Scores must be integers within the JS-safe range. There's a 5-second minimum interval between accepted submissions per user per board. Top 10 also renders automatically on the app's page on capyhive.

**Add to Home Screen prompt (`capyhive.showAddToHomeScreen()`):**

Use this when you want to teach a mobile viewer how to save your app as a one-tap shortcut. The SDK opens a playful popup with generated visual guides and steps for iPhone/iPad Safari, iPhone/iPad Chrome, Android Chrome, and other Android browsers. On desktop browsers it intentionally does nothing.

```js
document.getElementById('save-shortcut').onclick = () => {
  capyhive.showAddToHomeScreen();
};
```

The helper does not force a native browser install prompt. It teaches the user the right menu path for their mobile browser, which is more reliable across Safari, Chrome, and embedded app contexts.
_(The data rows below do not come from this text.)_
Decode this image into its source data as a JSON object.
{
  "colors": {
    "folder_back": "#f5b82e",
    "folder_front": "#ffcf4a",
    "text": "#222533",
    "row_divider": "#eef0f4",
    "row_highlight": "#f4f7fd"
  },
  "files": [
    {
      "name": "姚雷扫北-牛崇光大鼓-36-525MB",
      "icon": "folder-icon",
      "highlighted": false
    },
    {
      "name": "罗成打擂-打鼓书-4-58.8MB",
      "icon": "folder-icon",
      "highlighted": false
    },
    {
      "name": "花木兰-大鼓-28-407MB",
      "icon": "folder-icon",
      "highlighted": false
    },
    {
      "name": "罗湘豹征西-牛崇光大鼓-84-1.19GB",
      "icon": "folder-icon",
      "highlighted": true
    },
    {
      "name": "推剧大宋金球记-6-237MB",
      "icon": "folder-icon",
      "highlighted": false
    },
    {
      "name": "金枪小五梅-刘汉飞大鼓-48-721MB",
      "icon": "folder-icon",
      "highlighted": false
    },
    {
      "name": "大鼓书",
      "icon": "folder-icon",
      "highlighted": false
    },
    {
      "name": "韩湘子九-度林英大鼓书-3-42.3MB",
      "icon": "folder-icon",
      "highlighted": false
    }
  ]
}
## Saving progress when users sign in

Anonymous viewers can play your app and make progress, but their data only persists on their device until they sign in. To sync their progress to a real account:

```js
// Show a "Sign in to save" button only for anonymous viewers
if (capyhive.user.isAnonymous) {
  document.getElementById('save-button').textContent = 'Sign in to save';
  document.getElementById('save-button').onclick = () => {
    capyhive.signIn(); // navigates away, then returns with progress synced
  };
}
```

`capyhive.signIn()`:
- **Standalone**: redirects the page to capyhive sign-in, then returns to the standalone app signed in.
- **Inside the capyhive feed**: takes over the top-level page for sign-in, then returns to the capyhive game page so the iframe reloads signed in.
- **Embedded elsewhere**: also uses top-level sign-in and falls back to the standalone app URL.

After sign-in, the SDK automatically migrates all the user's anonymous progress to their account (anonymous values overwrite any older server values for the same key; server-only keys are preserved).